The Eltanin Antenna was picked up by fringe and UFO devotees and labeled an out-of-place-artifact. Seven years later, the object was identified as a rarely seen deep-water carnivorous sponge called Cladorhiza concrescens first identified in 1888. By 1964, knowledge of the sponge had already existed for 76 years. It is unclear why the researchers aboard the USNS Eltanin were not aware. The fringe has held to the idea of the Eltanin Antenna to this day creating complex mathematical equations to support their theories.
For the project In Search of... the Eltanin Antenna I made a series of fruitless attempts to document the Eltanin Antenna. I tried to photograph the object in St. Margarets Bay, Nova Scotia using an obsolete underwater camera sourced from a Federal Government surplus auction. Operating the tethered camera remotely, I blindly photographed at a maximum depth of 54.5 meters in the deepest waters of the area- only 1% the depth the Eltanin Antenna was first photographed at. I chose to photograph using uncommonly sensitive film with no added light hoping that this clandestine approach might help me find the antenna. The resulting image does not immediately appear to show the Eltanin Antenna or a Cladorhiza concrescens specimen though to the fringe enthusiasts, there could be something in the grainy shadows and shapes...

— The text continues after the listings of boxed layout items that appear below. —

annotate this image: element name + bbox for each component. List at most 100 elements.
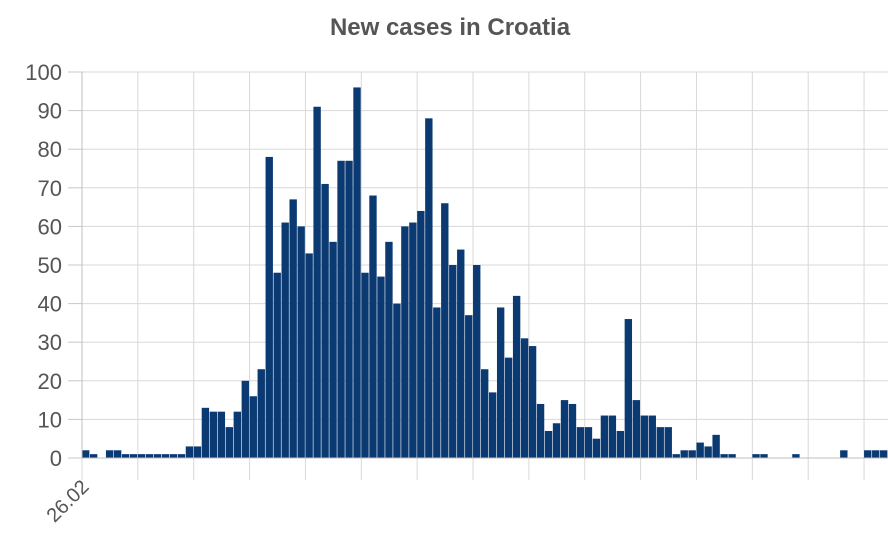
bar bbox=[217, 411, 226, 458]
bar bbox=[640, 415, 648, 458]
y-tick-label: 90 bbox=[38, 99, 62, 124]
y-tick-label: 30 bbox=[38, 330, 62, 355]
bar bbox=[880, 450, 888, 458]
bar bbox=[241, 380, 249, 458]
bar bbox=[752, 454, 760, 458]
bar bbox=[345, 160, 353, 458]
bar bbox=[129, 454, 138, 458]
bar bbox=[576, 427, 585, 458]
bar bbox=[89, 454, 98, 458]
bar bbox=[473, 265, 481, 458]
bar bbox=[393, 303, 401, 458]
bar bbox=[409, 222, 417, 458]
bar bbox=[289, 199, 297, 458]
bar bbox=[201, 407, 210, 458]
bar bbox=[449, 265, 457, 458]
bar bbox=[297, 226, 305, 458]
bar bbox=[481, 369, 489, 458]
bar bbox=[273, 272, 281, 458]
bar bbox=[728, 454, 736, 458]
bar bbox=[584, 427, 593, 458]
bar bbox=[153, 454, 162, 458]
y-tick-label: 0 bbox=[50, 446, 62, 471]
bar bbox=[249, 396, 257, 458]
y-tick-label: 60 bbox=[38, 214, 62, 239]
bar bbox=[544, 430, 553, 458]
bar bbox=[441, 203, 449, 458]
bar bbox=[313, 106, 321, 459]
bar bbox=[632, 400, 641, 458]
bar bbox=[105, 450, 114, 458]
bar bbox=[608, 415, 617, 458]
bar bbox=[488, 392, 497, 458]
bar bbox=[225, 427, 234, 458]
y-tick-label: 20 bbox=[38, 369, 62, 394]
x-tick-label: 26.02 bbox=[43, 476, 94, 527]
bar bbox=[720, 454, 728, 458]
bar bbox=[385, 241, 393, 458]
bar bbox=[209, 411, 218, 458]
bar bbox=[257, 369, 265, 458]
bar bbox=[265, 156, 273, 459]
bar bbox=[680, 450, 688, 458]
bar bbox=[560, 400, 569, 458]
axes bbox=[68, 71, 888, 459]
y-tick-label: 40 bbox=[38, 292, 62, 317]
bar bbox=[840, 450, 848, 458]
y-tick-label: 50 bbox=[38, 253, 62, 278]
bar bbox=[624, 319, 633, 458]
y-tick-label: 70 bbox=[38, 176, 62, 201]
bar bbox=[281, 222, 289, 458]
bar bbox=[305, 253, 313, 458]
bar bbox=[377, 276, 385, 458]
bar bbox=[233, 411, 242, 458]
y-tick-label: 10 bbox=[38, 407, 62, 432]
bar bbox=[433, 307, 441, 458]
bar bbox=[361, 272, 369, 458]
bar bbox=[504, 357, 513, 458]
bar bbox=[82, 450, 90, 458]
bar bbox=[496, 307, 505, 458]
bar bbox=[425, 118, 433, 458]
bar bbox=[353, 87, 361, 458]
bar bbox=[792, 454, 800, 458]
bar bbox=[417, 210, 425, 458]
bar bbox=[568, 403, 577, 458]
bar bbox=[329, 241, 337, 458]
bar bbox=[552, 423, 561, 458]
y-tick-label: 100 bbox=[25, 60, 62, 85]
bar bbox=[592, 438, 601, 458]
y-tick-label: 80 bbox=[38, 137, 62, 162]
bar bbox=[169, 454, 178, 458]
bar bbox=[648, 415, 656, 458]
chart-title: New cases in Croatia bbox=[329, 14, 571, 41]
bar bbox=[712, 434, 720, 458]
bar bbox=[528, 346, 537, 458]
bar bbox=[704, 446, 712, 458]
bar bbox=[872, 450, 880, 458]
bar bbox=[177, 454, 186, 458]
bar bbox=[193, 446, 202, 458]
bar bbox=[457, 249, 465, 458]
bar bbox=[760, 454, 768, 458]
bar bbox=[536, 403, 545, 458]
bar bbox=[688, 450, 696, 458]
bar bbox=[145, 454, 154, 458]
bar bbox=[664, 427, 672, 458]
bar bbox=[121, 454, 130, 458]
bar bbox=[616, 430, 625, 458]
bar bbox=[600, 415, 609, 458]
bar bbox=[696, 442, 704, 458]
bar-series bbox=[82, 87, 888, 459]
bar bbox=[512, 295, 521, 458]
bar bbox=[161, 454, 170, 458]
bar bbox=[864, 450, 872, 458]
bar bbox=[185, 446, 194, 458]
bar bbox=[520, 338, 529, 458]
bar bbox=[465, 315, 473, 458]
bar bbox=[656, 427, 664, 458]
bar bbox=[137, 454, 146, 458]
bar bbox=[401, 226, 409, 458]
bar bbox=[672, 454, 680, 458]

I also began to look elsewhere for the Eltanin Antenna. I thought I recognized it in Field Horsetail (Equisetum arvense) a herbaceous perennial wild plant and also in the foil wrapper of an 85% cocoa chocolate bar. I looked for the antenna in my darkest deep-water negatives, the ones made at such depth that no light fell on the film. I believe I found the faintest outline on two negatives as though the energy of the antenna had left a mark. I highlighted these findings with pinprick holes. I also found the antenna in documentation of fremont style petroglyphs from Sego Canyon, Utah and made a small sculpture of the antenna hoping to gain some insight by working through its’ physical form. Lastly, I went to the furthest reaching of sources, a homespun fringe website full of blinking GIF adornments and last updated in 2002 to appropriated a computer-generated image. I believe the image was made to show the Eltanin Antenna as a powerful force in the universe; something to be feared or worshipped.
The project concerns itself with notions of fiction and fabrication and creation of photographic content. I am interested in mirroring the impossibility of the fringe conspiracies in the impossibility of my attempts to document the antenna in the deepest, not-so-deep waters of an unrelated bay or in wild plants, chocolate foil or conspiracy websites. Through this collection of bizarre images, I hope to reveal higher and more-real truths in the story of the Eltanin Antenna.